Dunleavy & Dede (2014) halten fest, dass durch Virtual Reality Szenarien die Interaktivität mittels Immersion im Lernprozess erhöht werden kann. Der Grad der Immersion wird dabei durch die Integration verschiedener virtueller Elemente bestimmt (S.736). Die an VR gebundenen Lernprozesse sind gekennzeichnet durch situiertes Lernen, durch Unterstützung des Wissenstransfers und der Ausbildung verschiedener Perspektiven des Lerninhaltes. VR-Lernszenarien lassen sich daher besonders in konstruktivistisch und kognitivistisch geprägten Lernumgebungen einsetzen. Steht die kognitivistische Perspektive im Vordergrund, findet das Lernen innerhalb verschiedener Kontexte mittels eines Transfers statt. Die Qualität des kognitivistisch geprägten Lernprozesses ist ein Resultat der Interaktion zwischen den beteiligten Menschen, Orten, Objekten und Prozessen (Brown, Collins, & Duguid, 1989).

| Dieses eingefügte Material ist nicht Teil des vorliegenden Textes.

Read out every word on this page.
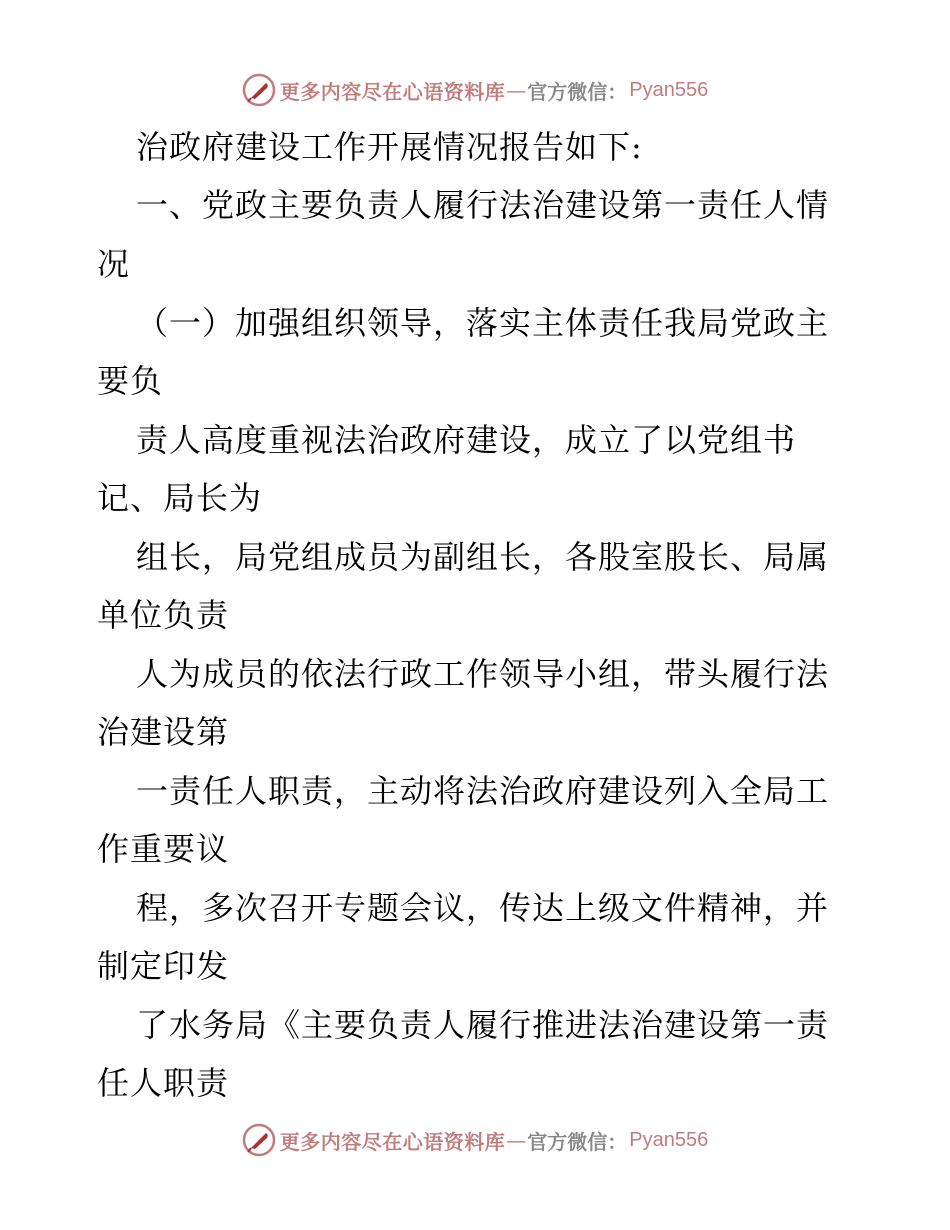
更多内容尽在心语资料库 — 官方微信： Pyan556
治政府建设工作开展情况报告如下:
一、党政主要负责人履行法治建设第一责任人情
况
（一）加强组织领导，落实主体责任我局党政主
要负
责人高度重视法治政府建设，成立了以党组书
记、局长为
组长，局党组成员为副组长，各股室股长、局属
单位负责
人为成员的依法行政工作领导小组，带头履行法
治建设第
一责任人职责，主动将法治政府建设列入全局工
作重要议
程，多次召开专题会议，传达上级文件精神，并
制定印发
了水务局《主要负责人履行推进法治建设第一责
任人职责
更多内容尽在心语资料库 — 官方微信： Pyan556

Bei konstruktivistischen lerntheoretischen Anteilen in MR basierten Lernszenarien definieren Dunleavy & Dede folgende Ansätze:

  1. der Lernprozess wird in relevante Umgebungen eingebettet und somit an einen Ort gebunden,
  2. Unterstützung des sozialen Austauschs als integralen Bestandteil der Lernerfahrung,
  3. multiple Perspektiven,
  4. selbstgesteuerter Lernprozess und
  5. Support und metakognitive Erfahrung

Hintergrund zum Immersionsbegriff

Die Erzeugung der Reize (überwiegend visueller) ist nur eine Aufgabe der Virtuellen Realität. Der Mensch will die Welt nicht nur betrachten, er will auch in ihr handeln. Dies erfordert, dass die virtuelle Welt simuliert wird. Mögliche Handlungsoptionen sind dabei der Simulation bekannt und je nach Wahl der Aktion wird der weitere Handlungsablauf beeinflusst.

Vollständige Immersion ist eine Zielvorstellung, die durch aktuelle VR-Displays mehr oder minder umgesetzt wird. Die Begriffsverwendung der Immersion kommt aus der technischen Perspektive. Andere Autoren beschreiben diesen Prozess des Eintauchens in eine virtuelle Umgebung hingegen als mentale Qualität beim Erleben von virtueller Realität (Witmer & Singer, 1998). Zur Unterscheidung der beiden Verwendungen wird auch von physikalischer Immersion und mentaler Immersion gesprochen (Sherman & Craig, 2003) bzw. von physiologischer bzw. psychologischer Immersion (Sadowsky & Stanney, 2002).